Сергей слушал рассеянно. То, что извещение о наследстве оказалось липой, он уже понял, взглянув только на изувеченных большевистскими и немецкими пулями гранитных львов. И дедушки Андрея Николаевича, почившего в бозе сентября тринадцатого дня года от Рождества Христова 1992-го, тоже, судя по всему, и в помине не было. А еще проклятая церковь не шла из головы, и заболоченное кладбище так и стояло перед глазами… «Заманили! Заманили меня сюда, это ясно… Но кто?!! Кому я мог понадобиться?!!» — заходился в мысленном крике учитель истории, пока, наконец, не остановился на версии о всезнающих спецслужбах. В самом деле, а почему нет? Его решили за-вер-бо-вать… А что? Ведь наверняка хранится где-нибудь в незнакомых кабинетных недрах скромненькая табачного цвета папочка с его именем на обложке, куда аккуратно вносятся все его шаги, все этапы, прямо скажем, ничем не примечательной и даже близко не героической его биографии.
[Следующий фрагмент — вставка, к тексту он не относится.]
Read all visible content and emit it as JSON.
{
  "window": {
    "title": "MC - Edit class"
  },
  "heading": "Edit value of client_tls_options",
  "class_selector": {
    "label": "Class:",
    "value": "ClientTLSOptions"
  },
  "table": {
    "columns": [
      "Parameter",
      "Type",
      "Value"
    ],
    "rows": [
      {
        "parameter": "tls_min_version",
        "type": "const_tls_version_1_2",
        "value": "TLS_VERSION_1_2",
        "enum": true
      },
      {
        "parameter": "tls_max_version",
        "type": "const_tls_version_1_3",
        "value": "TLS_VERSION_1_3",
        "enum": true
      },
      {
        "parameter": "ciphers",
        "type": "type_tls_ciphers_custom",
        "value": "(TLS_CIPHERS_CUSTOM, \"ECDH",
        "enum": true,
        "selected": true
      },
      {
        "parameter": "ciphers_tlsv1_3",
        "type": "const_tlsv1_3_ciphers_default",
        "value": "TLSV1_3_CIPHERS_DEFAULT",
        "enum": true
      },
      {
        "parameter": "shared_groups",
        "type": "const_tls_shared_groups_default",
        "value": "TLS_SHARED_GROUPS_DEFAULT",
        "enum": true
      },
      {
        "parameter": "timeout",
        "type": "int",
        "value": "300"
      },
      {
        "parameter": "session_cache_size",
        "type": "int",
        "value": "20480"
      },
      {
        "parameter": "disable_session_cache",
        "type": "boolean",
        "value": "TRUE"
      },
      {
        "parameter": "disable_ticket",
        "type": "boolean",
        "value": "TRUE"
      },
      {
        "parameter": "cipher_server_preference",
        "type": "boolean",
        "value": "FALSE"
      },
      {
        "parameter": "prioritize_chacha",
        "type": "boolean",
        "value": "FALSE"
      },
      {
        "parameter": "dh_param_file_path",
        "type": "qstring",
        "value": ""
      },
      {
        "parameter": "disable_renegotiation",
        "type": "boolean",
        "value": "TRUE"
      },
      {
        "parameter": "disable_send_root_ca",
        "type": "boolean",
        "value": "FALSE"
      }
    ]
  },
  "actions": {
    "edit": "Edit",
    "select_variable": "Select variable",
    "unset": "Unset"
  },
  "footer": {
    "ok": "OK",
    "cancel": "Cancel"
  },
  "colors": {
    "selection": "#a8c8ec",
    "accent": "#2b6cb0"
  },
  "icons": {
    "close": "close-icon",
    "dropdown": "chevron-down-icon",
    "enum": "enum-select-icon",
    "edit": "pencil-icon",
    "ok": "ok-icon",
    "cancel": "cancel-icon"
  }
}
Другое дело — почему именно он? А может, именно благодаря своей негероической биографии… Смелая, конечно, догадка, отчаянно смелая, даже шизофренией отдает. Но, кажется, это именно тот редчайший случай, когда шизофрения ни при чем… А непонятностей так много напущено — так это, судя по всему, затем, чтобы продемонстрировать будущему сотруднику служебное спецмогущество — чтоб знал, с кем имеет дело. Психологический такой момент…
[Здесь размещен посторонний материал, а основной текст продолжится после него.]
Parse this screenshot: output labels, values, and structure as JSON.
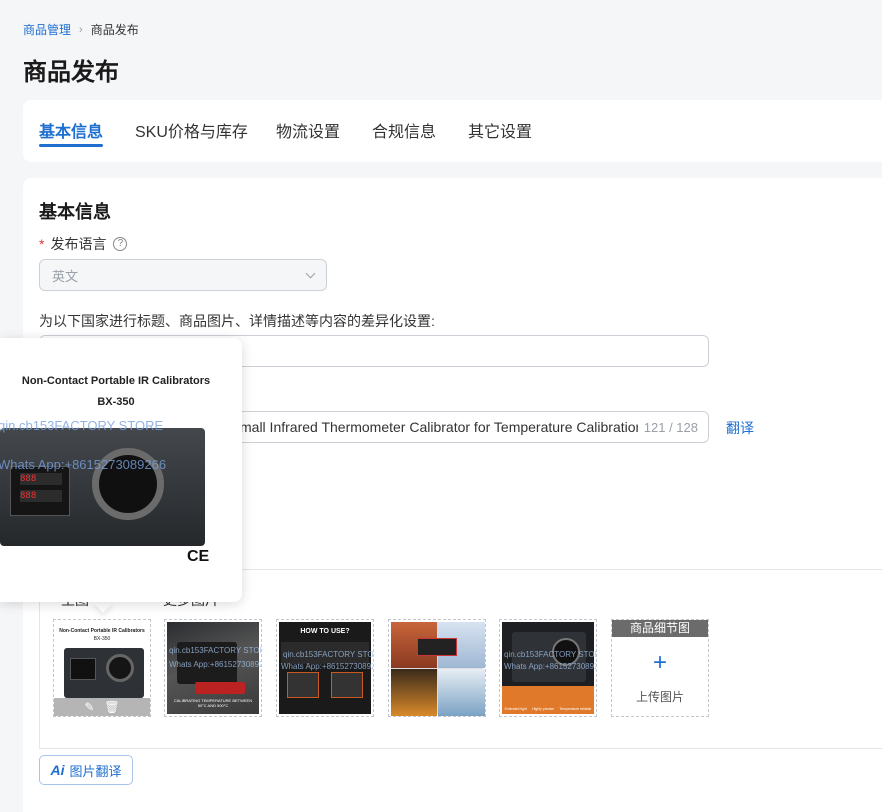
{
  "breadcrumb": {
    "parent": "商品管理",
    "current": "商品发布"
  },
  "page_title": "商品发布",
  "tabs": [
    {
      "label": "基本信息"
    },
    {
      "label": "SKU价格与库存"
    },
    {
      "label": "物流设置"
    },
    {
      "label": "合规信息"
    },
    {
      "label": "其它设置"
    }
  ],
  "basic": {
    "section_title": "基本信息",
    "lang_label": "发布语言",
    "lang_value": "英文",
    "country_label": "为以下国家进行标题、商品图片、详情描述等内容的差异化设置:",
    "title_value": "mall Infrared Thermometer Calibrator  for Temperature Calibration",
    "title_counter": "121 / 128",
    "translate": "翻译"
  },
  "images": {
    "main_label": "主图",
    "more_label": "更多图片",
    "detail_header": "商品细节图",
    "upload_label": "上传图片",
    "thumb2_caption": "CALIBRATING TEMPERATURE BETWEEN 50°C AND 500°C",
    "thumb3_header": "HOW TO USE?",
    "thumb5_labels": [
      "Extended light",
      "Highly precise",
      "Temperature reliable"
    ],
    "watermark_store": "qin.cb153FACTORY STORE",
    "watermark_app": "Whats App:+8615273089266"
  },
  "ai_translate": {
    "mark": "Ai",
    "label": "图片翻译"
  },
  "popover": {
    "title_line1": "Non-Contact Portable IR Calibrators",
    "title_line2": "BX-350",
    "watermark_store": "qin.cb153FACTORY STORE",
    "watermark_app": "Whats App:+8615273089266",
    "ce_mark": "CE"
  },
  "colors": {
    "primary": "#1f6fd1",
    "required": "#e53935"
  }
}
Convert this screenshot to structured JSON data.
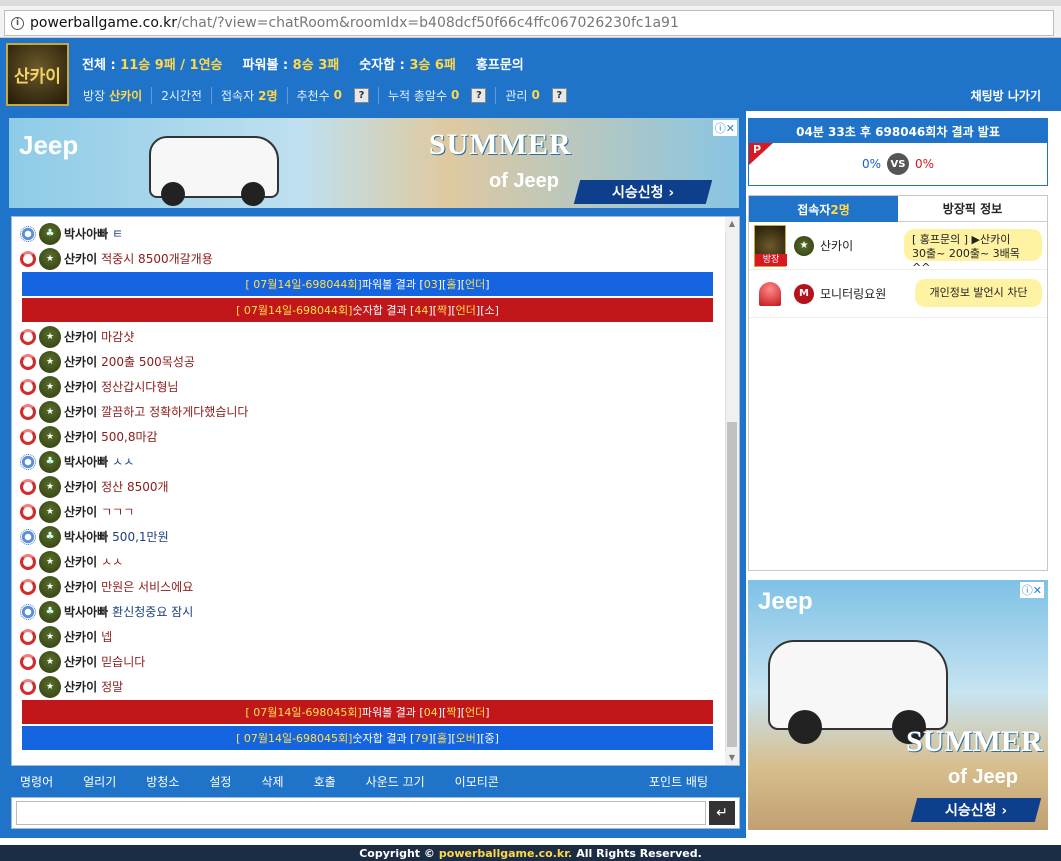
{
  "browser": {
    "url_host": "powerballgame.co.kr",
    "url_path": "/chat/?view=chatRoom&roomIdx=b408dcf50f66c4ffc067026230fc1a91"
  },
  "header": {
    "logo_text": "산카이",
    "stats": [
      {
        "label": "전체 : ",
        "value": "11승 9패 / 1연승"
      },
      {
        "label": "파워볼 : ",
        "value": "8승 3패"
      },
      {
        "label": "숫자합 : ",
        "value": "3승 6패"
      }
    ],
    "promo": "홍프문의",
    "sub": {
      "room_label": "방장",
      "room_owner": "산카이",
      "time": "2시간전",
      "users_label": "접속자",
      "users_count": "2명",
      "recommend_label": "추천수",
      "recommend_count": "0",
      "total_rec_label": "누적 총알수",
      "total_rec_count": "0",
      "manage_label": "관리",
      "manage_count": "0",
      "help": "?"
    },
    "leave_button": "채팅방 나가기"
  },
  "ad_top": {
    "brand": "Jeep",
    "headline": "SUMMER",
    "sub": "of Jeep",
    "cta": "시승신청 ›"
  },
  "chat": {
    "messages": [
      {
        "kind": "msg",
        "lvl": "blue",
        "nick": "박사아빠",
        "text": "ㅌ",
        "tone": "blue"
      },
      {
        "kind": "msg",
        "lvl": "red",
        "nick": "산카이",
        "text": "적중시 8500개갈개용",
        "tone": "red"
      },
      {
        "kind": "result",
        "color": "blue",
        "pre": "[ 07월14일-698044회]",
        "mid": " 파워볼 결과 [",
        "val": "03",
        "post": "][",
        "t1": "홀",
        "sep": "][",
        "t2": "언더",
        "end": "]"
      },
      {
        "kind": "result",
        "color": "red",
        "pre": "[ 07월14일-698044회]",
        "mid": " 숫자합 결과 [",
        "val": "44",
        "post": "][",
        "t1": "짝",
        "sep": "][",
        "t2": "언더",
        "end": "][소]"
      },
      {
        "kind": "msg",
        "lvl": "red",
        "nick": "산카이",
        "text": "마감샷",
        "tone": "red"
      },
      {
        "kind": "msg",
        "lvl": "red",
        "nick": "산카이",
        "text": "200출 500목성공",
        "tone": "red"
      },
      {
        "kind": "msg",
        "lvl": "red",
        "nick": "산카이",
        "text": "정산갑시다형님",
        "tone": "red"
      },
      {
        "kind": "msg",
        "lvl": "red",
        "nick": "산카이",
        "text": "깔끔하고 정확하게다했습니다",
        "tone": "red"
      },
      {
        "kind": "msg",
        "lvl": "red",
        "nick": "산카이",
        "text": "500,8마감",
        "tone": "red"
      },
      {
        "kind": "msg",
        "lvl": "blue",
        "nick": "박사아빠",
        "text": "ㅅㅅ",
        "tone": "blue"
      },
      {
        "kind": "msg",
        "lvl": "red",
        "nick": "산카이",
        "text": "정산 8500개",
        "tone": "red"
      },
      {
        "kind": "msg",
        "lvl": "red",
        "nick": "산카이",
        "text": "ㄱㄱㄱ",
        "tone": "red"
      },
      {
        "kind": "msg",
        "lvl": "blue",
        "nick": "박사아빠",
        "text": "500,1만원",
        "tone": "blue"
      },
      {
        "kind": "msg",
        "lvl": "red",
        "nick": "산카이",
        "text": "ㅅㅅ",
        "tone": "red"
      },
      {
        "kind": "msg",
        "lvl": "red",
        "nick": "산카이",
        "text": "만원은 서비스에요",
        "tone": "red"
      },
      {
        "kind": "msg",
        "lvl": "blue",
        "nick": "박사아빠",
        "text": "환신청중요 잠시",
        "tone": "blue"
      },
      {
        "kind": "msg",
        "lvl": "red",
        "nick": "산카이",
        "text": "넵",
        "tone": "red"
      },
      {
        "kind": "msg",
        "lvl": "red",
        "nick": "산카이",
        "text": "믿습니다",
        "tone": "red"
      },
      {
        "kind": "msg",
        "lvl": "red",
        "nick": "산카이",
        "text": "정말",
        "tone": "red"
      },
      {
        "kind": "result",
        "color": "red",
        "pre": "[ 07월14일-698045회]",
        "mid": " 파워볼 결과 [",
        "val": "04",
        "post": "][",
        "t1": "짝",
        "sep": "][",
        "t2": "언더",
        "end": "]"
      },
      {
        "kind": "result",
        "color": "blue",
        "pre": "[ 07월14일-698045회]",
        "mid": " 숫자합 결과 [",
        "val": "79",
        "post": "][",
        "t1": "홀",
        "sep": "][",
        "t2": "오버",
        "end": "][중]"
      }
    ]
  },
  "toolbar": {
    "items": [
      "명령어",
      "얼리기",
      "방청소",
      "설정",
      "삭제",
      "호출",
      "사운드 끄기",
      "이모티콘"
    ],
    "point": "포인트 배팅"
  },
  "input": {
    "placeholder": "",
    "send": "↵"
  },
  "announce": {
    "title": "04분 33초 후 698046회차 결과 발표",
    "flag": "P",
    "left_pct": "0%",
    "vs": "VS",
    "right_pct": "0%"
  },
  "users": {
    "tab_users_label": "접속자 ",
    "tab_users_count": "2명",
    "tab_info": "방장픽 정보",
    "list": [
      {
        "name": "산카이",
        "tag": "방장",
        "bubble_line1": "[ 홍프문의 ] ▶산카이",
        "bubble_line2": "30출~ 200출~ 3배목 ^^"
      },
      {
        "name": "모니터링요원",
        "badge": "M",
        "bubble": "개인정보 발언시 차단"
      }
    ]
  },
  "ad_right": {
    "brand": "Jeep",
    "headline": "SUMMER",
    "sub": "of Jeep",
    "cta": "시승신청 ›"
  },
  "footer": {
    "pre": "Copyright ©",
    "site": "powerballgame.co.kr.",
    "post": "All Rights Reserved."
  },
  "colors": {
    "primary_blue": "#1f74c9",
    "result_blue": "#1565e0",
    "result_red": "#c1161a",
    "highlight_yellow": "#ffd84a"
  }
}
Продолжая взращивать в голове подобную чушь и не зная, что следует в свете данной чуши предпринимать, Сергей для начала решил просто обследовать дом. И вскоре при помощи Эдиковой монтировки сухие серые доски от входной двери были отодраны.

В обширных сенях было сумрачно, тянуло сыростью, плесенью и тем особым духом, что неизменно поселяется в каждом заброшенном доме. Слева от двери возвышалась невысокая деревянная загородка, сооруженная, очевидно, еще в бытность немецкой комендатуры. Облезшие дощатые полы были засыпаны битой штукатуркой, какими-то обломками, обрывками и птичьим пометом. Среди мусора Сергей разглядел также несколько скелетиков, принадлежавших, судя по сохранившимся перьям, коричневым лесным горлицам.

Эдик сзади споткнулся в полумраке и с громким шипением грохнулся, опрокидывая прислоненные к стене фанерные щиты — очевидно, стенды. Потянув за зеленую бронзовую ручку в виде львиной головы с кольцом в носу, Сергей отворил двери и оказался в передней, где было немногим светлее, чем в сенях. Зеленоватые стекла почти трехметровой высоты окна с частым переплетом были частично выбиты, частично заменены безобразными досками. Отовсюду со стен, словно густая серая марля, свисали клочья грязной мохнатой паутины.

В центре располагалась широкая мраморная лестница, на почерневших и сбитых ступенях которой сохранились кольца с медными прутьями, некогда прижимавшими ковровую дорожку. Сергей положил руку на исцарапанные дубовые перила и начал подниматься на второй этаж. Эдик-Фырган, вертя головой и восхищенно присвистывая в адрес причудливой лепнины на высоком пожелтевшем потолке, двинулся вслед за Сергеем.

— Ишь ты, прям как в тятре!

Мраморная площадка между этажами была вся усыпана мусором и птичьими перьями. На старинной черной тумбочке, видимо, чудом уцелевшей еще с помещичьих времен, покоилась дохлая горлица. Еще одна полусгнившая птичья тушка валялась среди помета на широком подоконнике.

— Ф-фу! Дохлятина! — комически сморщился Эдик.